Personally, I don’t think the majority of the emphasis should be on respect, in regards to priority, but more rather on empathy. We empathize, identify commonalities, and THEN show respect. People earn respect by being respectable first, so much like credibility, it is attained over time, through proven and consistent efforts. The overarching point to defend science might be correct, but if the social methods to show that point are offensive to another, it won’t make a difference how much that you think your "right" to them. We shouldn't always just use the Malcom X tactic of "By any means necessary", in order to justify another person having to be offensive, use labels, just to prove a point to satisfy their own ego. This doesn’t appear to be the most effective strategy, especially when we know so much about confirmation bias and the notions of cognitive dissonance theory.

After listening to this discussion, I can define my own personal strategy as associating myself with anything that seeks to promote scientific inquiry through teaching critical thinking and encouraging others, not only to be more analytical thinkers, but to also be excited about science in general.
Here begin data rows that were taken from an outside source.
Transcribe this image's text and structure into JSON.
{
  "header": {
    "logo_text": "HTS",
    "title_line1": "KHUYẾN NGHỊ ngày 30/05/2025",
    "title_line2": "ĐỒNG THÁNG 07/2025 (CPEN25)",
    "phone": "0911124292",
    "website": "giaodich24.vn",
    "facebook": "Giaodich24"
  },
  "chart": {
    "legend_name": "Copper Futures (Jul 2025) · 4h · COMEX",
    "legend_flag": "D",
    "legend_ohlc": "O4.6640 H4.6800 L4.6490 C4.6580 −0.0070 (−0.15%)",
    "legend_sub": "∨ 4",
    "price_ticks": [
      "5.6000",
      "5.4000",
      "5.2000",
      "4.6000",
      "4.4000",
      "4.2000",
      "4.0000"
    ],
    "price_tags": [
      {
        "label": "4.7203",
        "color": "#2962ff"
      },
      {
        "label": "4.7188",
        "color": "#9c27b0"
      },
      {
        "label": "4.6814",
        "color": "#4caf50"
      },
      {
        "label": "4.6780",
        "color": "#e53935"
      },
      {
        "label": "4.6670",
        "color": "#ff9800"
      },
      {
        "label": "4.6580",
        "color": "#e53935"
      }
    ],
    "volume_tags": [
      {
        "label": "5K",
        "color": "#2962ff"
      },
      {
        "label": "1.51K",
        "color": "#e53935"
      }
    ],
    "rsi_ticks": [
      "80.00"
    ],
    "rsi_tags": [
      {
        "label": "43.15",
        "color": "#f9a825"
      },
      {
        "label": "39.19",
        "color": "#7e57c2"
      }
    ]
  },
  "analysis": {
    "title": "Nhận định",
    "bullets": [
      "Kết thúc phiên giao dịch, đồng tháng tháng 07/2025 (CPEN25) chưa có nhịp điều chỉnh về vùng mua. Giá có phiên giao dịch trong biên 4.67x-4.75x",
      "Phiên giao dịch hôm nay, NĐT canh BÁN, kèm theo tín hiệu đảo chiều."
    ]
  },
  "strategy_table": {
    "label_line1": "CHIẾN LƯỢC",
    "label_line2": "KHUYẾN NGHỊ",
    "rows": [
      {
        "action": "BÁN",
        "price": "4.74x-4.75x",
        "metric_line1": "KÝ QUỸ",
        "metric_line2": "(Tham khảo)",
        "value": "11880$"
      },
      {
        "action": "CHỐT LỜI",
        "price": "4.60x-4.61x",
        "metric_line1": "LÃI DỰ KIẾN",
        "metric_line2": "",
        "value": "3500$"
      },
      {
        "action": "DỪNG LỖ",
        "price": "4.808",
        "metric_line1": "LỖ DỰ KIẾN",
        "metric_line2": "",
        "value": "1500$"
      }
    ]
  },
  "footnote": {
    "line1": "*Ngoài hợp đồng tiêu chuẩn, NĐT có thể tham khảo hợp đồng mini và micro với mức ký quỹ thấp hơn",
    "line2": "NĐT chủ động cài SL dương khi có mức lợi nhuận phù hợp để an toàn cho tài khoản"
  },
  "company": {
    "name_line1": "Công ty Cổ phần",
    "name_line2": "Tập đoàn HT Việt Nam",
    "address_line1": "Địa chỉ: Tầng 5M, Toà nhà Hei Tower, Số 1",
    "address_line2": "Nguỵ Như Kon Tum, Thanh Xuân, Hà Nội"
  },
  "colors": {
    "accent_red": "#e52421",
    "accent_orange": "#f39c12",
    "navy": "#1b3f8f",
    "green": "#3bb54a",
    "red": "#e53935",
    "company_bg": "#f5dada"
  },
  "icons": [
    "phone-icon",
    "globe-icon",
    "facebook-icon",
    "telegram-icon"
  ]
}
Basically, the definition of what the skeptical movement and science is all about.

There isn't a specific cookie cutter strategy that is universally applicable to combating all types of fallacious beliefs. So, I would have to say that PZ and Chris are BOTH right, but the specific variables in the situation dictate what course of action needs to be taken. Not every person is as far along as others, everyone learns at their own pace, some people need a little push and motivation, while some immediately fold and crack under any kind of pressure. I’m glad this discussion was held, it was very interesting to say the least and it helped me formulate my own position regarding these issues as well. Thanks to all of those involved at Point of Inquiry and those who participated in this discussion!